The Clinton camp hopes to produce other instances of rhetorical theft and show a pattern of bad behavior. The danger for Obama is anything that undercuts his image as a candidate who rises above politics. Something like this might work to Clinton's advantage: Obama is backtracking on a pledge to abide by spending caps in the general election, and his explanation is bogus.
Obama is undeniably raw. Less than four years removed from the Illinois Legislature, he stands at the brink of the Democratic nomination and will soon go one-on-one in debates with a tough and savvy former first lady. The odds of a misstep are low but not impossible for these reasons: Clinton will grow increasingly negative; Obama faces more scrutiny as the new front-runner; his performance in multi-candidates debates was uneven; and the charmed Illinois senator has never faced political crises. Should Obama stumble in the next two weeks, does he know how to recover?
Clinton certainly knows how to bounce back. She helped her husband, Bill, recover from near-death experiences during his White House run and rebounded herself after a thumping in Iowa. But her rival has won the most states, earned the most pledged delegates and has all the momentum. Clinton needs to win Ohio and Texas on March 4 — then Pennsylvania in April — to narrow Obama's lead among pledged delegates. Only then could she argue with a straight face that a majority of the nearly 800 free-roaming "superdelegates" should back her over Obama....
Ignore the Clinton advisers who argue that Wisconsin was just a bump on the road en route to the tell-all March 4 primaries.

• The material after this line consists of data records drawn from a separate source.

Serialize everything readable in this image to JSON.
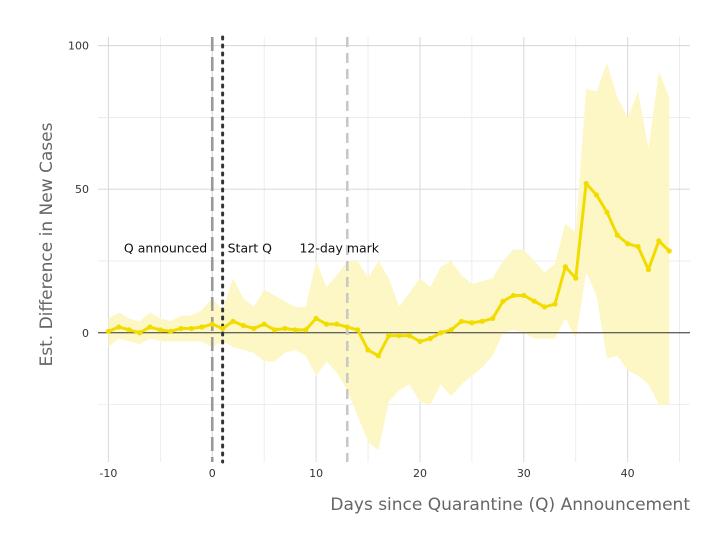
{
  "chart_data": {
    "type": "line",
    "title": "",
    "xlabel": "Days since Quarantine (Q) Announcement",
    "ylabel": "Est. Difference in New Cases",
    "xlim": [
      -11,
      46
    ],
    "ylim": [
      -45,
      103
    ],
    "x_ticks": [
      -10,
      0,
      10,
      20,
      30,
      40
    ],
    "y_ticks": [
      0,
      50,
      100
    ],
    "grid": true,
    "series": [
      {
        "color": "#f2dc00",
        "band_color": "#fdf7c6",
        "points": [
          {
            "x": -10,
            "y": 0.5,
            "lo": -5,
            "hi": 5
          },
          {
            "x": -9,
            "y": 2,
            "lo": -2,
            "hi": 7
          },
          {
            "x": -8,
            "y": 1,
            "lo": -3,
            "hi": 5
          },
          {
            "x": -7,
            "y": 0,
            "lo": -4,
            "hi": 4
          },
          {
            "x": -6,
            "y": 2,
            "lo": -2,
            "hi": 7
          },
          {
            "x": -5,
            "y": 1,
            "lo": -3,
            "hi": 5
          },
          {
            "x": -4,
            "y": 0.5,
            "lo": -3,
            "hi": 4
          },
          {
            "x": -3,
            "y": 1.5,
            "lo": -3,
            "hi": 6
          },
          {
            "x": -2,
            "y": 1.5,
            "lo": -3,
            "hi": 6
          },
          {
            "x": -1,
            "y": 2,
            "lo": -3,
            "hi": 8
          },
          {
            "x": 0,
            "y": 3,
            "lo": -5,
            "hi": 12
          },
          {
            "x": 1,
            "y": 1.5,
            "lo": -3,
            "hi": 8
          },
          {
            "x": 2,
            "y": 4,
            "lo": -5,
            "hi": 19
          },
          {
            "x": 3,
            "y": 2.5,
            "lo": -6,
            "hi": 12
          },
          {
            "x": 4,
            "y": 1.5,
            "lo": -7,
            "hi": 9
          },
          {
            "x": 5,
            "y": 3,
            "lo": -10,
            "hi": 15
          },
          {
            "x": 6,
            "y": 1,
            "lo": -10,
            "hi": 13
          },
          {
            "x": 7,
            "y": 1.5,
            "lo": -7,
            "hi": 11
          },
          {
            "x": 8,
            "y": 1,
            "lo": -6,
            "hi": 9
          },
          {
            "x": 9,
            "y": 1,
            "lo": -8,
            "hi": 9
          },
          {
            "x": 10,
            "y": 5,
            "lo": -15,
            "hi": 25
          },
          {
            "x": 11,
            "y": 3,
            "lo": -10,
            "hi": 16
          },
          {
            "x": 12,
            "y": 3,
            "lo": -14,
            "hi": 20
          },
          {
            "x": 13,
            "y": 2,
            "lo": -20,
            "hi": 25
          },
          {
            "x": 14,
            "y": 1,
            "lo": -29,
            "hi": 25
          },
          {
            "x": 15,
            "y": -6,
            "lo": -38,
            "hi": 19
          },
          {
            "x": 16,
            "y": -8,
            "lo": -41,
            "hi": 25
          },
          {
            "x": 17,
            "y": -1,
            "lo": -24,
            "hi": 19
          },
          {
            "x": 18,
            "y": -1,
            "lo": -20,
            "hi": 9
          },
          {
            "x": 19,
            "y": -1,
            "lo": -18,
            "hi": 14
          },
          {
            "x": 20,
            "y": -3,
            "lo": -24,
            "hi": 19
          },
          {
            "x": 21,
            "y": -2,
            "lo": -25,
            "hi": 16
          },
          {
            "x": 22,
            "y": 0,
            "lo": -18,
            "hi": 23
          },
          {
            "x": 23,
            "y": 1,
            "lo": -22,
            "hi": 25
          },
          {
            "x": 24,
            "y": 4,
            "lo": -18,
            "hi": 20
          },
          {
            "x": 25,
            "y": 3.5,
            "lo": -15,
            "hi": 17
          },
          {
            "x": 26,
            "y": 4,
            "lo": -12,
            "hi": 18
          },
          {
            "x": 27,
            "y": 5,
            "lo": -8,
            "hi": 19
          },
          {
            "x": 28,
            "y": 11,
            "lo": 0,
            "hi": 25
          },
          {
            "x": 29,
            "y": 13,
            "lo": 1,
            "hi": 29
          },
          {
            "x": 30,
            "y": 13,
            "lo": 0,
            "hi": 29
          },
          {
            "x": 31,
            "y": 11,
            "lo": -2,
            "hi": 25
          },
          {
            "x": 32,
            "y": 9,
            "lo": -2,
            "hi": 21
          },
          {
            "x": 33,
            "y": 10,
            "lo": -2,
            "hi": 24
          },
          {
            "x": 34,
            "y": 23,
            "lo": 5,
            "hi": 38
          },
          {
            "x": 35,
            "y": 19,
            "lo": -2,
            "hi": 35
          },
          {
            "x": 36,
            "y": 52,
            "lo": 21,
            "hi": 85
          },
          {
            "x": 37,
            "y": 48,
            "lo": 13,
            "hi": 84
          },
          {
            "x": 38,
            "y": 42,
            "lo": -9,
            "hi": 94
          },
          {
            "x": 39,
            "y": 34,
            "lo": -8,
            "hi": 82
          },
          {
            "x": 40,
            "y": 31,
            "lo": -13,
            "hi": 75
          },
          {
            "x": 41,
            "y": 30,
            "lo": -15,
            "hi": 84
          },
          {
            "x": 42,
            "y": 22,
            "lo": -18,
            "hi": 64
          },
          {
            "x": 43,
            "y": 32,
            "lo": -25,
            "hi": 91
          },
          {
            "x": 44,
            "y": 28.5,
            "lo": -25,
            "hi": 82
          }
        ]
      }
    ],
    "reference_lines": [
      {
        "x": 0,
        "style": "dashed",
        "color": "#999999",
        "label": "Q announced"
      },
      {
        "x": 1,
        "style": "dotted",
        "color": "#333333",
        "label": "Start Q"
      },
      {
        "x": 13,
        "style": "dashed",
        "color": "#c8c8c8",
        "label": "12-day mark"
      }
    ],
    "zero_line": {
      "y": 0,
      "color": "#333333"
    }
  }
}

Listen instead to the message sent by her ragged coalition: Obama led among whites (widely among white men), moderates and those earning less than $50,000, all bastions of Clinton's past strength. Obama and Clinton split the vote among women, erasing her one-time advantage....

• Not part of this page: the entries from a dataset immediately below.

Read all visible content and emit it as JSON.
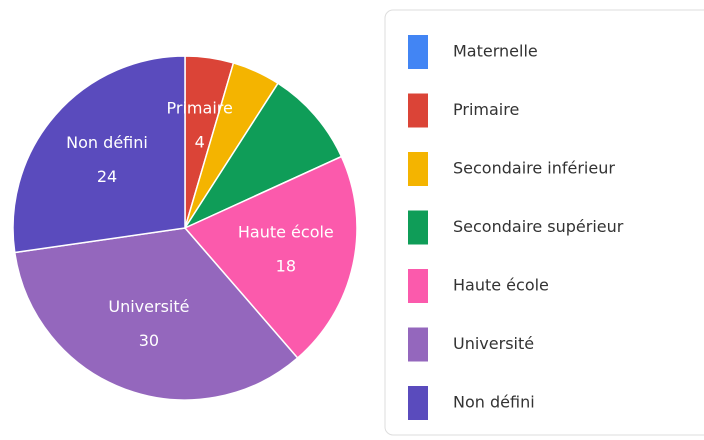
{
  "chart_data": {
    "type": "pie",
    "categories": [
      "Maternelle",
      "Primaire",
      "Secondaire inférieur",
      "Secondaire supérieur",
      "Haute école",
      "Université",
      "Non défini"
    ],
    "values": [
      0,
      4,
      4,
      8,
      18,
      30,
      24
    ],
    "value_labels": [
      null,
      "4",
      null,
      null,
      "18",
      "30",
      "24"
    ],
    "colors": [
      "#4285f4",
      "#db4437",
      "#f4b400",
      "#0f9d58",
      "#fb5aac",
      "#9467bd",
      "#5a4bbd"
    ],
    "legend": "right"
  }
}
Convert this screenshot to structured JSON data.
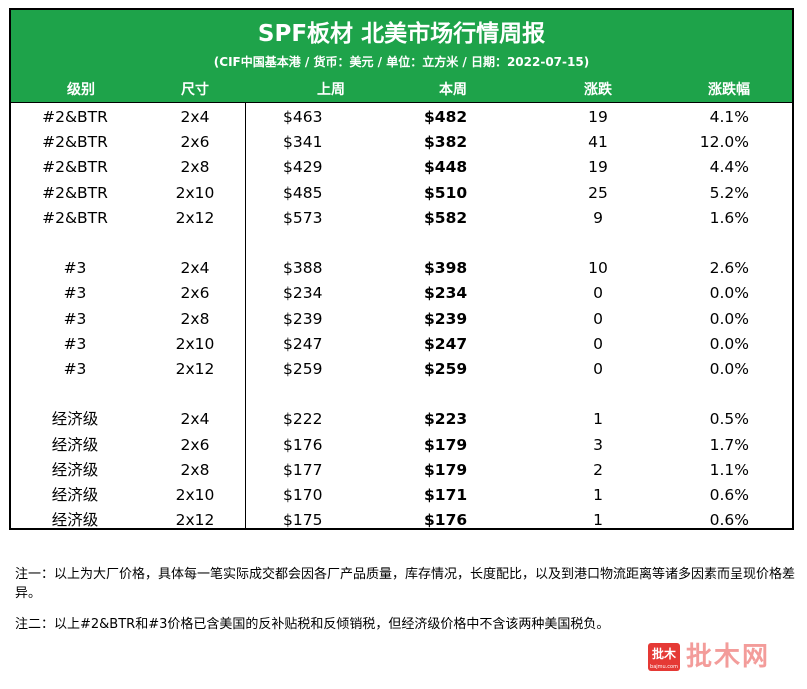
{
  "header": {
    "title": "SPF板材 北美市场行情周报",
    "subtitle": "(CIF中国基本港 / 货币：美元 / 单位：立方米 / 日期：2022-07-15)"
  },
  "columns": [
    "级别",
    "尺寸",
    "上周",
    "本周",
    "涨跌",
    "涨跌幅"
  ],
  "groups": [
    {
      "rows": [
        {
          "grade": "#2&BTR",
          "size": "2x4",
          "last": "$463",
          "current": "$482",
          "change": "19",
          "pct": "4.1%"
        },
        {
          "grade": "#2&BTR",
          "size": "2x6",
          "last": "$341",
          "current": "$382",
          "change": "41",
          "pct": "12.0%"
        },
        {
          "grade": "#2&BTR",
          "size": "2x8",
          "last": "$429",
          "current": "$448",
          "change": "19",
          "pct": "4.4%"
        },
        {
          "grade": "#2&BTR",
          "size": "2x10",
          "last": "$485",
          "current": "$510",
          "change": "25",
          "pct": "5.2%"
        },
        {
          "grade": "#2&BTR",
          "size": "2x12",
          "last": "$573",
          "current": "$582",
          "change": "9",
          "pct": "1.6%"
        }
      ]
    },
    {
      "rows": [
        {
          "grade": "#3",
          "size": "2x4",
          "last": "$388",
          "current": "$398",
          "change": "10",
          "pct": "2.6%"
        },
        {
          "grade": "#3",
          "size": "2x6",
          "last": "$234",
          "current": "$234",
          "change": "0",
          "pct": "0.0%"
        },
        {
          "grade": "#3",
          "size": "2x8",
          "last": "$239",
          "current": "$239",
          "change": "0",
          "pct": "0.0%"
        },
        {
          "grade": "#3",
          "size": "2x10",
          "last": "$247",
          "current": "$247",
          "change": "0",
          "pct": "0.0%"
        },
        {
          "grade": "#3",
          "size": "2x12",
          "last": "$259",
          "current": "$259",
          "change": "0",
          "pct": "0.0%"
        }
      ]
    },
    {
      "rows": [
        {
          "grade": "经济级",
          "size": "2x4",
          "last": "$222",
          "current": "$223",
          "change": "1",
          "pct": "0.5%"
        },
        {
          "grade": "经济级",
          "size": "2x6",
          "last": "$176",
          "current": "$179",
          "change": "3",
          "pct": "1.7%"
        },
        {
          "grade": "经济级",
          "size": "2x8",
          "last": "$177",
          "current": "$179",
          "change": "2",
          "pct": "1.1%"
        },
        {
          "grade": "经济级",
          "size": "2x10",
          "last": "$170",
          "current": "$171",
          "change": "1",
          "pct": "0.6%"
        },
        {
          "grade": "经济级",
          "size": "2x12",
          "last": "$175",
          "current": "$176",
          "change": "1",
          "pct": "0.6%"
        }
      ]
    }
  ],
  "notes": [
    "注一：以上为大厂价格，具体每一笔实际成交都会因各厂产品质量，库存情况，长度配比，以及到港口物流距离等诸多因素而呈现价格差异。",
    "注二：以上#2&BTR和#3价格已含美国的反补贴税和反倾销税，但经济级价格中不含该两种美国税负。"
  ],
  "watermark": {
    "badge": "批木",
    "badge_small": "bajmu.com",
    "text": "批木网"
  },
  "colors": {
    "header_bg": "#1ea34a",
    "header_text": "#ffffff",
    "logo_red": "#e53935"
  }
}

In a sign of desperation, the Clinton camp floated the idea of poaching delegates that Obama earned via elections. While allowable under Democratic National Committee rules, the tactic would likely divide Democrats along racial lines and set the party back decades. It would be the ultimate act of selfishness and foolishness. Even Clinton must realize there is little she can do to win the nomination. She can only help Obama lose it.